Even at the time the songs were released, they conveyed a wistful nostalgia. This third album clinched their talent for pop hooks, songwriting and Byrds-like harmonies, while showing off their matter-of-fact wit. But it's those grungey warbling double guitar bouts by Raymond McGinley and producer-guitarist Don Fleming that draw big smiles at the sweltering Forum, especially in the opening track "The Concept". The thirty-to-forty-something audience starts jumping to the album's biggest hit "What You Do to Me", later joining in gleeful chorus for "Alcoholiday", and there's comical banter from singer-guitarist Norman Blake and drummer Brendan O'Hare as band members old and new interchange. As they go on to play other songs from their back catalogue, it becomes clear that the played-album format doesn't suit them. Really, they are a singles band.

The next night at Koko, the Chicago-bred band Tortoise perform their 1996 album Millions Now Living Will Never Die, which is widely regarded as the prototype for the now flourishing post-rock genre. With manifest intent and not a single word, the band launch straight into their purely instrumental album with the 20-minute centrepiece "Djed".

Progressively incorporating electronica, Krautrock, jazz and minimalism, "Djed" is a tableau of shifting soundscapes. A low jagged bass and guitar line develops into a motorik Neu! groove on two drumkits, followed by a playful Fender Rhodes jazz riff. With an abrupt transition into noisescape, a crystal-clear minimalism emerges, focused on two vibraphones overlapping in a dazzling pattern. The final theme interweaves all layers of the song, resolving itself as a synth-flooded ambience. The audience cheers at the transitions of many sections, as if it were a jazz or DJ set.

And so the album continues, but in smaller vignettes: "A Survey" is pinned on a low bass phrase; "The Taut and the Tame" attacks indie territory; "Dear Grandma and Grandpa" works like sonar soundings; while "Along the Banks of Rivers" is noir à la Portishead. Tortoise perform with exacting fidelity to the album, which retains some simplicity in comparison to their later work. But one could worry about the seriousness with which its all enacted: it's almost as though the outfit are providing a post-rock education for the audience rather than playing a gig.

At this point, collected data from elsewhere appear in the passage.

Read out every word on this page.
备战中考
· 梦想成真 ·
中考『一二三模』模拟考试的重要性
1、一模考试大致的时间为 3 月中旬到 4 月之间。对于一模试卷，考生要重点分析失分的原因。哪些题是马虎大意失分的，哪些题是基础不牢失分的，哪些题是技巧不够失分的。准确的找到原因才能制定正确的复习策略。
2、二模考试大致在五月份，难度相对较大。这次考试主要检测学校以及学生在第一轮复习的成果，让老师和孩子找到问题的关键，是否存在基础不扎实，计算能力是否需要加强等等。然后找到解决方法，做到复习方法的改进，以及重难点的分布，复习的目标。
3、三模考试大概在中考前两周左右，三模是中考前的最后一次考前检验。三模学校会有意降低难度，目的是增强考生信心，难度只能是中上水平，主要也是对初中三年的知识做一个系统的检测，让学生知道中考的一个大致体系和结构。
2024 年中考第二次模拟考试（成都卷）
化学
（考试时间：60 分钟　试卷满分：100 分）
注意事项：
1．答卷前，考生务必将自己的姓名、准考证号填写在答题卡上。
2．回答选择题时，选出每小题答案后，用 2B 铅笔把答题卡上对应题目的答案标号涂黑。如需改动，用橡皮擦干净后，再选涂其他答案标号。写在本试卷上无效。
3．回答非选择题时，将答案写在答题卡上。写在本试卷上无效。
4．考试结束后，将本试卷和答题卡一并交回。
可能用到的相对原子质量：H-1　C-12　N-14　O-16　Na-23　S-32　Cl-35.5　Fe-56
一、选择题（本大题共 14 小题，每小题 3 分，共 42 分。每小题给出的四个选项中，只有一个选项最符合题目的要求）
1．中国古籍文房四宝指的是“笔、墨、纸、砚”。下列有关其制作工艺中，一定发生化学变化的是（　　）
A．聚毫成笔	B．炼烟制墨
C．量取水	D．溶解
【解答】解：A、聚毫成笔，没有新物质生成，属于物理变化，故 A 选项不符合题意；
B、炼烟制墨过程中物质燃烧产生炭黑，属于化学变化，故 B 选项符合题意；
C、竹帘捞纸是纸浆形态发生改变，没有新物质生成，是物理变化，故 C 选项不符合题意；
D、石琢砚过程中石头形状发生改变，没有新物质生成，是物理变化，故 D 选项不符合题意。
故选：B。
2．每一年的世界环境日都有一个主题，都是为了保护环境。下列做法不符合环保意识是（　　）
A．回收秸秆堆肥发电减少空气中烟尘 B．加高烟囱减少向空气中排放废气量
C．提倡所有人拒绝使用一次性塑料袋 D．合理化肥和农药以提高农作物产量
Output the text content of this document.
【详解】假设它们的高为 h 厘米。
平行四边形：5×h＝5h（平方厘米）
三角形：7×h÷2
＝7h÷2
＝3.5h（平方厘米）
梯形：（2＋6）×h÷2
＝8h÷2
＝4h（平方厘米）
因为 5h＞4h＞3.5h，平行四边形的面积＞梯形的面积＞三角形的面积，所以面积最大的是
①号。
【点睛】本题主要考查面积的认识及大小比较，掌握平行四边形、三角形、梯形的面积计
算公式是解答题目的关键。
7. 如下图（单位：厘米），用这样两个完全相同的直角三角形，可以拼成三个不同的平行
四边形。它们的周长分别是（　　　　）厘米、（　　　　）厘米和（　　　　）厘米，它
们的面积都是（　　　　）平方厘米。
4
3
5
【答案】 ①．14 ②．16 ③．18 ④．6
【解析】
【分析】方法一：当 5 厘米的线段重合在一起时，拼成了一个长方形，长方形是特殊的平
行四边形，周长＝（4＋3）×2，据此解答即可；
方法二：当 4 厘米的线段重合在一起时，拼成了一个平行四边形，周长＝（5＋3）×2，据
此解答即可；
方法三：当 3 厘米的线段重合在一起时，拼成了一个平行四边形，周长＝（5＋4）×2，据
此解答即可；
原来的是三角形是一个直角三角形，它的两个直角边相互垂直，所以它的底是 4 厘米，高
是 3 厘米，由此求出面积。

Next night at Koko, Low perform hymns and lullabies from 2001's Things We Lost in the Fire. Zac Sally, the bassist on the album (who has since left the band), joins singer-guitarist Alan Sparhawk and his wife, drummer-singer Mimi Parker, and the album's keyboardist, Mac D'gli Antoni.

"Ahh, it's cool in here," says Sparhawk, and the darkly spiritual Minnesotans launch into a sublimely chilled performance of "Sunflowers". The group builds to a gorgeous full sound from the humblest beginnings. "July" simply intoxicates with its spiralling chords, warmly layered harmonies and sudden harmonious lift. Parker's beat moves at a somnambulist's pace throughout. Her singing on "Embrace" breaks the heart with its loneliness, while her single funereal drumbeat sounds and a church organ whistles through in vigil. "Whore" grows momentous in volumes that rupture the spellbound hush.

As the lengthy album unfolds, the band's beguiling harmonies grow richer, songs ebb and flow, and the crowd swoons and bursts with applause. A fuzz bass steps languidly over the final song, "In Metal", a mother's elegy to a child growing up. A perfect set complete, Low exit at the end of the album. They play the two extra tracks on the UK release as first encore. It's enchanting and absolutely compelling, a fantastic gig.

Thank God, then, we are not in the present, where "new" new wave rock and post-punk nostalgia wears thin. Just as Don't Look Back, the film, documents Bob Dylan's influence on the folk scene during his 1965 tour, ATP aims to influence with sounds from uniquely different places and times. Praise be.